Allora resta semplicemente una sola risposta alla domanda iniziale che non ha un tempo specifico ma solo una risposta interiore: quando si è pronti. Cioè quando ci si sente completi e risolti, ossia quando le problematiche adolescenziali, familiari, di coppia ma soprattutto legate alla propria persona sono state nella maggior parte elaborate. La dimensione interiore dell’accudimento non ha quindi aspetti egoistici o di vuoto che la nascita di un bambino ‘risolve’, ma è semplicemente una spontanea esigenza di far fiorire l’immagine mentale, di figlio desiderato e sognato che diventa concreto e reale.

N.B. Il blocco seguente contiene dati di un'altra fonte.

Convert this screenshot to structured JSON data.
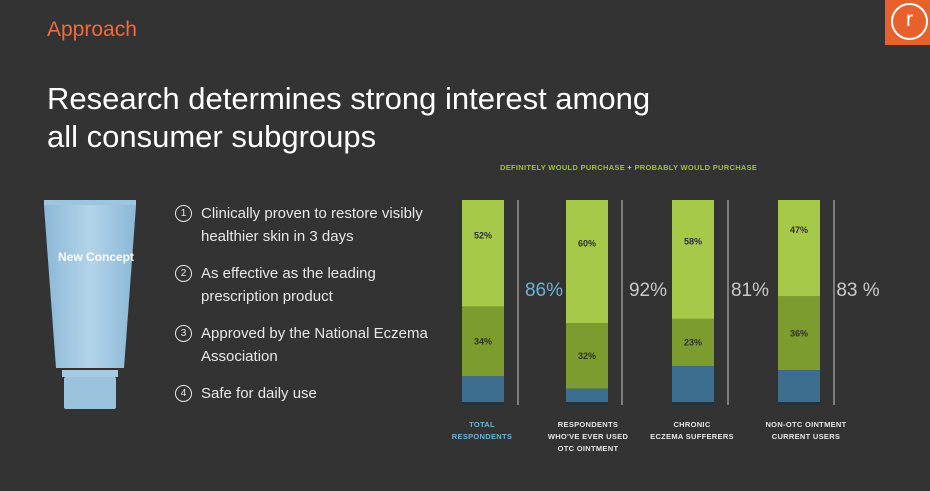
{
  "header": {
    "section": "Approach",
    "logo_letter": "r"
  },
  "title": "Research determines strong interest among all consumer subgroups",
  "product": {
    "label": "New Concept"
  },
  "features": [
    {
      "num": "1",
      "text": "Clinically proven to restore visibly healthier skin in 3 days"
    },
    {
      "num": "2",
      "text": "As effective as the leading prescription product"
    },
    {
      "num": "3",
      "text": "Approved by the National Eczema Association"
    },
    {
      "num": "4",
      "text": "Safe for daily use"
    }
  ],
  "legend": {
    "part1": "DEFINITELY WOULD PURCHASE",
    "plus": "+",
    "part2": "PROBABLY WOULD PURCHASE"
  },
  "colors": {
    "probably": "#a7c94a",
    "definitely": "#7d9c2f",
    "rest": "#3c6e8f",
    "base": "#23323c",
    "category": "#6bb3d8",
    "totals": "#c9c9c9",
    "divider": "#c9c9c9",
    "orange": "#ef6a3c"
  },
  "chart_data": {
    "type": "bar",
    "stacked": true,
    "categories": [
      [
        "TOTAL",
        "RESPONDENTS"
      ],
      [
        "RESPONDENTS",
        "WHO'VE EVER USED",
        "OTC OINTMENT"
      ],
      [
        "CHRONIC",
        "ECZEMA SUFFERERS"
      ],
      [
        "NON-OTC OINTMENT",
        "CURRENT USERS"
      ]
    ],
    "series": [
      {
        "name": "PROBABLY WOULD PURCHASE",
        "values": [
          52,
          60,
          58,
          47
        ]
      },
      {
        "name": "DEFINITELY WOULD PURCHASE",
        "values": [
          34,
          32,
          23,
          36
        ]
      }
    ],
    "bar_labels": [
      [
        "52%",
        "34%"
      ],
      [
        "60%",
        "32%"
      ],
      [
        "58%",
        "23%"
      ],
      [
        "47%",
        "36%"
      ]
    ],
    "totals": [
      "86%",
      "92%",
      "81%",
      "83 %"
    ],
    "ylim": [
      0,
      100
    ]
  }
}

La Bydlowsky (2004) nel suo libro ‘Sognare un figlio. L’esperienza interiore della maternità’ parla di trasparenza psichica che delinea un funzionamento psichico specifico caratterizzato da una riduzione delle resistenze abituali che la giovane donna oppone dinanzi al suo rimosso inconscio, ed è marcato da un investimento della sua storia personale e dei suoi conflitti infantili. Anche le rappresentazioni mentali, di cui parla sovente Ammaniti (2010) nelle sue ricerche sulle donne in gravidanza, sono centrate su un’innegabile polarizzazione narcisistica.
La psicoanalista (2000) sottolinea che in materia di filiazione umana, un debito inconscio lega in una catena transgenerazionale i soggetti ai loro genitori, ai loro antenati”, per cui il senso di gratitudine si esplica con il ‘dovere’ inconscio di trasmettere la vita a loro volta. Alcune delle ricerche (Bick, 2000), realizzate su donne gestanti hanno potuto evidenziare quanto il loro comportamento, e quindi la loro ‘predisposizione’ alla maternità, avrebbero cambiato degli equilibri interiori al meglio, mentre per altre il cambio di ruolo da ‘non madre’ a ‘madre che partorisce e allatta’ avrebbe creato dei forti scompensi. È quindi notevolmente importante percepire il desiderio interiormente e sentirsi pronti a realizzarlo nella realtà.